Relationships can be the source of our greatest joy—and sometimes, our greatest frustration. Whether it’s between couples, family members, or close friends, most relationships face recurring challenges that, left unaddressed, can grow into major problems. Let’s look at a few of the most common issues couples face with practical, faith-based ways to repair and strengthen the bond.
I feel misunderstood.
One of the most frequent complaints in relationships is “I feel misunderstood.” Understanding begins with regular communication. People can’t read your mind but we often expect them to. When communication breaks down, emotional distance grows. And if you start turning to others for understanding, you may unintentionally build emotional intimacy outside your relationship—something that can easily lead to infidelity.
The fix? Communicate your feelings directly to your partner. Ask questions like, “Why do you feel misunderstood?” or “How can I connect better with you?” Turning toward your partner instead of away—whether that means avoiding emotional withdrawal, social media escapism, or numbing habits—keeps your relationship secure.

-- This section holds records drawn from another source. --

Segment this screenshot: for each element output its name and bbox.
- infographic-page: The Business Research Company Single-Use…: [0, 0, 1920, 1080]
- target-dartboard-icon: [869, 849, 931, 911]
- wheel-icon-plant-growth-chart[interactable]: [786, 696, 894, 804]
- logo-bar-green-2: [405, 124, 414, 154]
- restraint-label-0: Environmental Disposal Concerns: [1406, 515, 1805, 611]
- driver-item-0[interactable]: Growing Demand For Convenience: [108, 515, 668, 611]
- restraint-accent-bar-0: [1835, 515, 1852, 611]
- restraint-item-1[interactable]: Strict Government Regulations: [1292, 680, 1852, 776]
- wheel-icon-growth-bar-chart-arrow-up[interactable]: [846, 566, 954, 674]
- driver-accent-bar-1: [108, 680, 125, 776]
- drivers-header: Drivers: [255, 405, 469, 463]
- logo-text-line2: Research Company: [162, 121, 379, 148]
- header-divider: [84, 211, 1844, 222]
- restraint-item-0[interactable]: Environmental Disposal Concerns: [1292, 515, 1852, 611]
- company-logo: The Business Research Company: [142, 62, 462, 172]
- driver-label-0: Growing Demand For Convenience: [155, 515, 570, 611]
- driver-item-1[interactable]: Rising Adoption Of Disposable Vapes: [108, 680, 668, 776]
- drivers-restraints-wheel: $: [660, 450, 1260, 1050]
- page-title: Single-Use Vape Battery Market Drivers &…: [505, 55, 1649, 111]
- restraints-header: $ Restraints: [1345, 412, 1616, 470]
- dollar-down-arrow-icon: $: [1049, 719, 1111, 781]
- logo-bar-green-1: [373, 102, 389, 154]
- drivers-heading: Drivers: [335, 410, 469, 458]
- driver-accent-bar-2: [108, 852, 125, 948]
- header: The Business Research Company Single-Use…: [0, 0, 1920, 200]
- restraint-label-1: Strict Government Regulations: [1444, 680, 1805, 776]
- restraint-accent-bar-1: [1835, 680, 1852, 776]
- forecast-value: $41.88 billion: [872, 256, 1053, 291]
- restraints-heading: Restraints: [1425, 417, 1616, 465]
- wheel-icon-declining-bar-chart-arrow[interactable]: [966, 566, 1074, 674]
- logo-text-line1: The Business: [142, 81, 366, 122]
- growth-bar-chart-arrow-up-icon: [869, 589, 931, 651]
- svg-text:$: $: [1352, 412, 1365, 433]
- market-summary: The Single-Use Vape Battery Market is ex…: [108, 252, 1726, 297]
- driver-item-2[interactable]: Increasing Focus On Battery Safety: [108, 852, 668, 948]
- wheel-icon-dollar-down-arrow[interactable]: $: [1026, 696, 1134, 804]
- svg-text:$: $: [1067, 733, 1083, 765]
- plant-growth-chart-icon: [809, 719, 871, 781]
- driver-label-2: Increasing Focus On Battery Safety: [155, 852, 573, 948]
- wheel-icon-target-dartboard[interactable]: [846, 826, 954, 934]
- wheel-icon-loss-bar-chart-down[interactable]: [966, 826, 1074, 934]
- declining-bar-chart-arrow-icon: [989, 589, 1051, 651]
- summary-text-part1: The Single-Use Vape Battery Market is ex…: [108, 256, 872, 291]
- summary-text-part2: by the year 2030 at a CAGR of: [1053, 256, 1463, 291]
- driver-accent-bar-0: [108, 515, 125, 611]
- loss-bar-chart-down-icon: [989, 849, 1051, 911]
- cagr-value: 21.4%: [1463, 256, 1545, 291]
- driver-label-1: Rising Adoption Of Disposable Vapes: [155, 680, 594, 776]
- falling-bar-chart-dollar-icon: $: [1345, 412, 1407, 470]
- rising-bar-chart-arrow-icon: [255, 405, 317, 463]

I feel neglected or underappreciated.
Another common problem: feeling neglected or underappreciated. Life’s busyness often leads couples to take each other for granted. There is value in regular “date nights” to reconnect as friends, not just partners. Use that time to talk about what’s going right—what you love about each other, share funny memories, and dream together. Couples who play, laugh, and pray together tend to stay connected emotionally and spiritually.
Money disagreements are another relationship flashpoint. Spending habits often reflect how we were raised. One person may be frugal, another a spender. The key is open discussion and finding common ground. I advise couples to talk about how their families handled money, and if needed, consult a financial advisor or take a church-based budgeting course to reduce conflict.
Unhealthy habits are ruining us.
Then there are unhealthy habits or addictions. Whether it’s alcohol, drugs, gaming, or pornography, these behaviors can deeply damage trust and intimacy. Addictions rewire the brain and take over with compulsive use. Please seek help—through therapy, recovery programs, or church-based interventions—before these habits destroy the relationship.
I don’t like your friends.
Friendship differences also matter. Sometimes you just don’t like your partner’s friends—or vice versa. Don’t make it a big issue. Simply balance time with friends you both enjoy and give each other space for individual friendships.
I an not getting what I am giving.
Finally, if you feel like you’re giving more than your partner, don’t let resentment fester. Marriage is not a contract—it’s a covenant. It’s not about keeping score but working together to honor that lifelong promise.
At the heart of all these issues lies self-centeredness and a lack of spiritual grounding. When couples strengthen their spiritual lives, they become more humble, forgiving, and loving. The Golden Rule—loving God and loving others as yourself—remains the foundation for healing and thriving relationships.
So, if your relationship feels disconnected or strained, start with spiritual renewal, honest communication, and a commitment to turn toward—not away from—each other. That’s where true repair begins.